Find the Length of the string of each phone.

Let Ankur, Syed and David standing on the point P, Q and R.

Let PQ = QR = PR = X



\(\therefore \) DPQR is an equilateral traingle.

Drawn altitudes PC, QD and RN from vertices to the sides of a traingle and intersect these altitudes at the centre of a circle M.
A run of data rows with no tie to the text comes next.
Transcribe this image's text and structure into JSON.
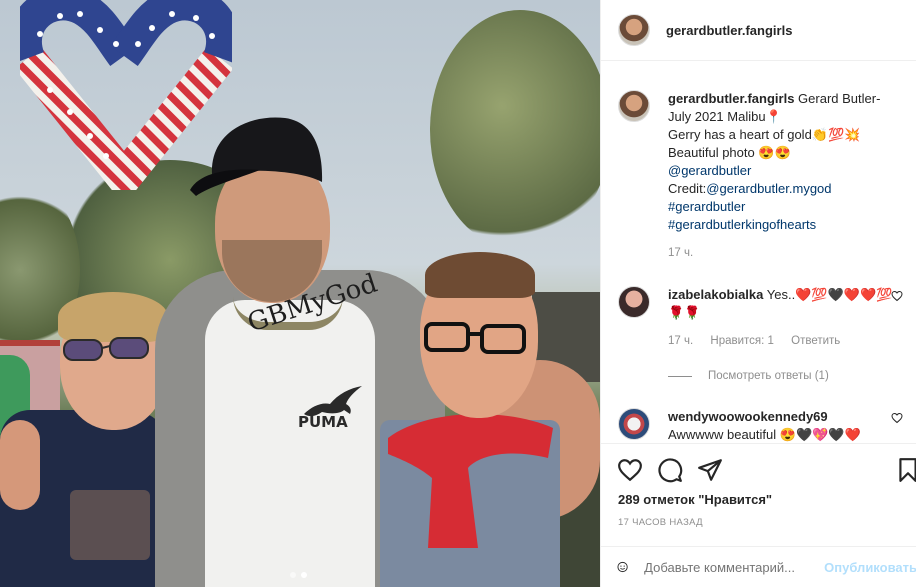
{
  "post": {
    "author": "gerardbutler.fangirls",
    "photo_watermark": "GBMyGod",
    "shirt_brand": "PUMA",
    "caption": {
      "line1": "Gerard Butler-",
      "line2": "July 2021 Malibu",
      "line3": "Gerry has a heart of gold",
      "line3_emoji": "👏💯💥",
      "line4": "Beautiful photo",
      "line4_emoji": "😍😍",
      "mention": "@gerardbutler",
      "credit_label": "Credit:",
      "credit_mention": "@gerardbutler.mygod",
      "hashtag1": "#gerardbutler",
      "hashtag2": "#gerardbutlerkingofhearts",
      "pin_emoji": "📍",
      "time": "17 ч."
    }
  },
  "comments": [
    {
      "user": "izabelakobialka",
      "text": "Yes..",
      "emoji": "❤️💯🖤❤️❤️💯🌹🌹",
      "time": "17 ч.",
      "likes": "Нравится: 1",
      "reply": "Ответить",
      "view_replies": "Посмотреть ответы (1)"
    },
    {
      "user": "wendywoowookennedy69",
      "text": "Awwwww beautiful",
      "emoji": "😍🖤💖🖤❤️"
    }
  ],
  "likes_text": "289 отметок \"Нравится\"",
  "timestamp": "17 ЧАСОВ НАЗАД",
  "comment_box": {
    "placeholder": "Добавьте комментарий...",
    "publish": "Опубликовать"
  },
  "icons": [
    "heart-icon",
    "comment-icon",
    "share-icon",
    "bookmark-icon",
    "emoji-icon"
  ],
  "colors": {
    "link": "#00376b",
    "muted": "#8e8e8e",
    "publish": "#b2dffc"
  }
}
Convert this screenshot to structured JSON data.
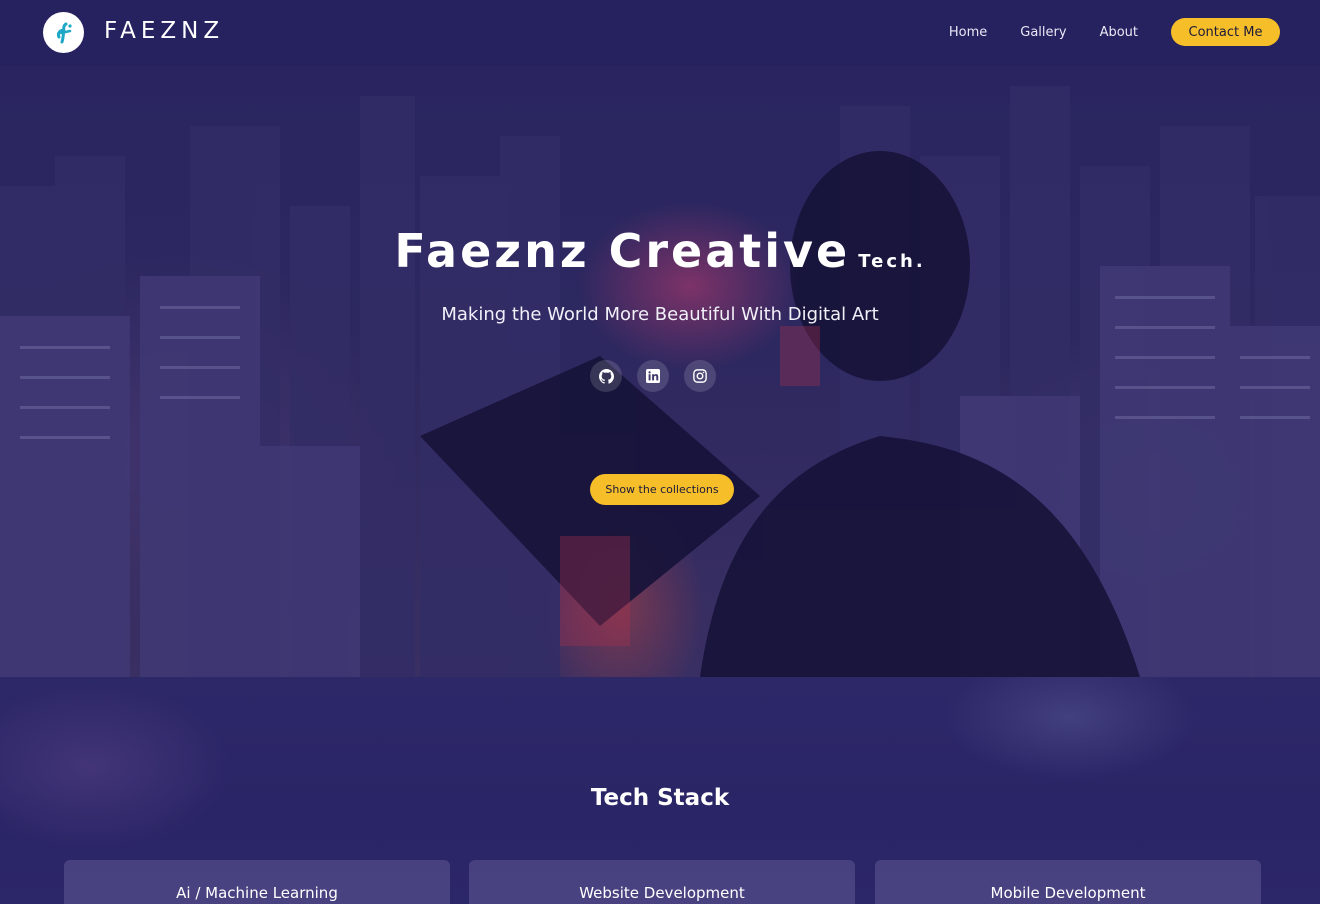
{
  "brand": {
    "name": "FAEZNZ",
    "logo_icon": "faeznz-logo-icon",
    "accent_color": "#f6be28",
    "background_color": "#26215f"
  },
  "nav": {
    "items": [
      {
        "label": "Home"
      },
      {
        "label": "Gallery"
      },
      {
        "label": "About"
      }
    ],
    "contact_label": "Contact Me"
  },
  "hero": {
    "title": "Faeznz Creative",
    "title_suffix": "Tech.",
    "subtitle": "Making the World More Beautiful With Digital Art",
    "socials": [
      {
        "icon": "github-icon"
      },
      {
        "icon": "linkedin-icon"
      },
      {
        "icon": "instagram-icon"
      }
    ],
    "cta_label": "Show the collections"
  },
  "tech_stack": {
    "title": "Tech Stack",
    "cards": [
      {
        "title": "Ai / Machine Learning"
      },
      {
        "title": "Website Development"
      },
      {
        "title": "Mobile Development"
      }
    ]
  }
}
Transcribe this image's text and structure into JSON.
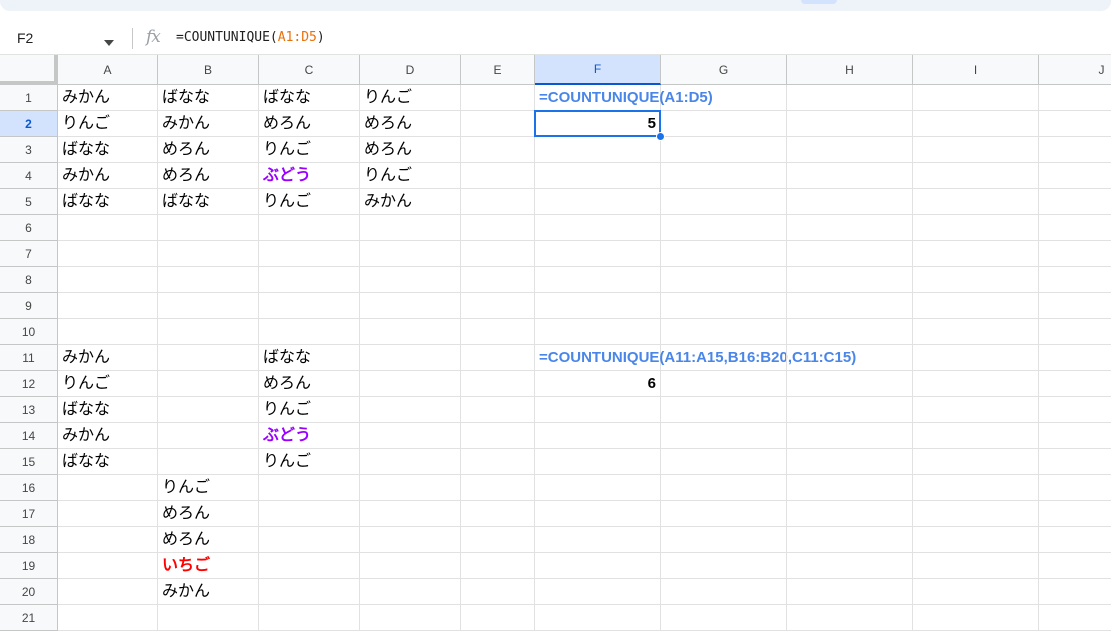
{
  "name_box": {
    "value": "F2"
  },
  "formula_bar": {
    "fx_label": "fx",
    "formula_prefix": "=COUNTUNIQUE(",
    "formula_ref": "A1:D5",
    "formula_suffix": ")"
  },
  "colors": {
    "formula_label": "#4a86e8",
    "purple": "#9900ff",
    "red": "#ff0000",
    "selection": "#1a73e8"
  },
  "columns": [
    "A",
    "B",
    "C",
    "D",
    "E",
    "F",
    "G",
    "H",
    "I",
    "J"
  ],
  "rows": [
    "1",
    "2",
    "3",
    "4",
    "5",
    "6",
    "7",
    "8",
    "9",
    "10",
    "11",
    "12",
    "13",
    "14",
    "15",
    "16",
    "17",
    "18",
    "19",
    "20",
    "21"
  ],
  "active_cell": {
    "col": "F",
    "row": "2"
  },
  "cells": [
    {
      "ref": "A1",
      "value": "みかん"
    },
    {
      "ref": "B1",
      "value": "ばなな"
    },
    {
      "ref": "C1",
      "value": "ばなな"
    },
    {
      "ref": "D1",
      "value": "りんご"
    },
    {
      "ref": "F1",
      "value": "=COUNTUNIQUE(A1:D5)",
      "style": "formula-label"
    },
    {
      "ref": "A2",
      "value": "りんご"
    },
    {
      "ref": "B2",
      "value": "みかん"
    },
    {
      "ref": "C2",
      "value": "めろん"
    },
    {
      "ref": "D2",
      "value": "めろん"
    },
    {
      "ref": "F2",
      "value": "5",
      "style": "result"
    },
    {
      "ref": "A3",
      "value": "ばなな"
    },
    {
      "ref": "B3",
      "value": "めろん"
    },
    {
      "ref": "C3",
      "value": "りんご"
    },
    {
      "ref": "D3",
      "value": "めろん"
    },
    {
      "ref": "A4",
      "value": "みかん"
    },
    {
      "ref": "B4",
      "value": "めろん"
    },
    {
      "ref": "C4",
      "value": "ぶどう",
      "style": "purple"
    },
    {
      "ref": "D4",
      "value": "りんご"
    },
    {
      "ref": "A5",
      "value": "ばなな"
    },
    {
      "ref": "B5",
      "value": "ばなな"
    },
    {
      "ref": "C5",
      "value": "りんご"
    },
    {
      "ref": "D5",
      "value": "みかん"
    },
    {
      "ref": "A11",
      "value": "みかん"
    },
    {
      "ref": "C11",
      "value": "ばなな"
    },
    {
      "ref": "F11",
      "value": "=COUNTUNIQUE(A11:A15,B16:B20,C11:C15)",
      "style": "formula-label"
    },
    {
      "ref": "A12",
      "value": "りんご"
    },
    {
      "ref": "C12",
      "value": "めろん"
    },
    {
      "ref": "F12",
      "value": "6",
      "style": "result"
    },
    {
      "ref": "A13",
      "value": "ばなな"
    },
    {
      "ref": "C13",
      "value": "りんご"
    },
    {
      "ref": "A14",
      "value": "みかん"
    },
    {
      "ref": "C14",
      "value": "ぶどう",
      "style": "purple"
    },
    {
      "ref": "A15",
      "value": "ばなな"
    },
    {
      "ref": "C15",
      "value": "りんご"
    },
    {
      "ref": "B16",
      "value": "りんご"
    },
    {
      "ref": "B17",
      "value": "めろん"
    },
    {
      "ref": "B18",
      "value": "めろん"
    },
    {
      "ref": "B19",
      "value": "いちご",
      "style": "red"
    },
    {
      "ref": "B20",
      "value": "みかん"
    }
  ]
}
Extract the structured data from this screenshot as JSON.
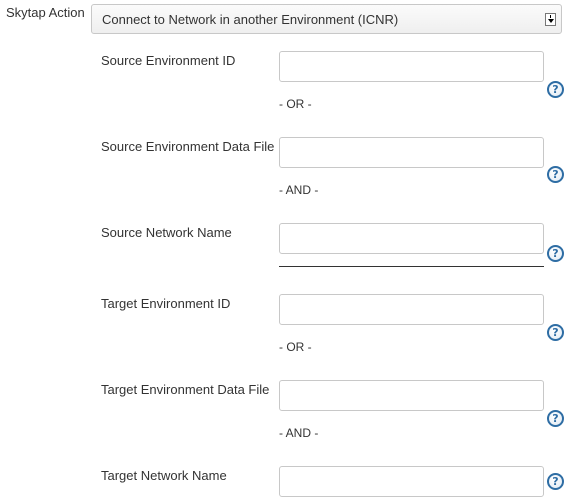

As PQR is an equilateral, therefore these altitudes bisects their sides.

In \(\triangle{PQC}\),
\({PQ}^2 = {PC}^2 + {QC}^2 \)
(By Pythagoras theorem)
\(\Rightarrow \) \({x}^2 = {PC}^2 + ( \frac{x}{2} )^2 \)
\(\Rightarrow \)\({PC}^2 = {x}^2 - (\frac{x}{2} )^2\)
\(\Rightarrow \) \({PC}^2 = {x}^2 - \frac{x^2}{4} = 3\frac{x^2}{4} \)
(Since, QC = \( \frac{1}{2} \) QR = \(\frac{x}{2} \) )
\(\therefore \) PC = \(\frac{\sqrt{3}x}{2} \)
Now, MC = PC - PM = \(\frac{\sqrt{3}x}{2} \) - 20
(Since, PM = radius)

Now, in \(\triangle{QCM}\),
\({QM}^2 = {QC}^2 + {MC}^2 \)
(By Pythagoras theorem)
\(\Rightarrow \) \( 20^2 = (\frac{x}{2} )^2 + (\frac{\sqrt{3}x}{2} - 20)^2 \)
(Since, QM = radius)
\(\Rightarrow \) \(400 = \frac{x^2}{4} +( \frac{\sqrt{3}x}{2})^2 - 20\sqrt{3}x + 400\)
\(\Rightarrow \) \(0 = {x}^2 - 20\sqrt{3}x\)
\(\Rightarrow \) \({x}^2 = 20\sqrt{3}x\)
\(\therefore \) \(x = 20\sqrt{3}\)

Hence, PQ = QR = PR = \(20\sqrt{3}\)m.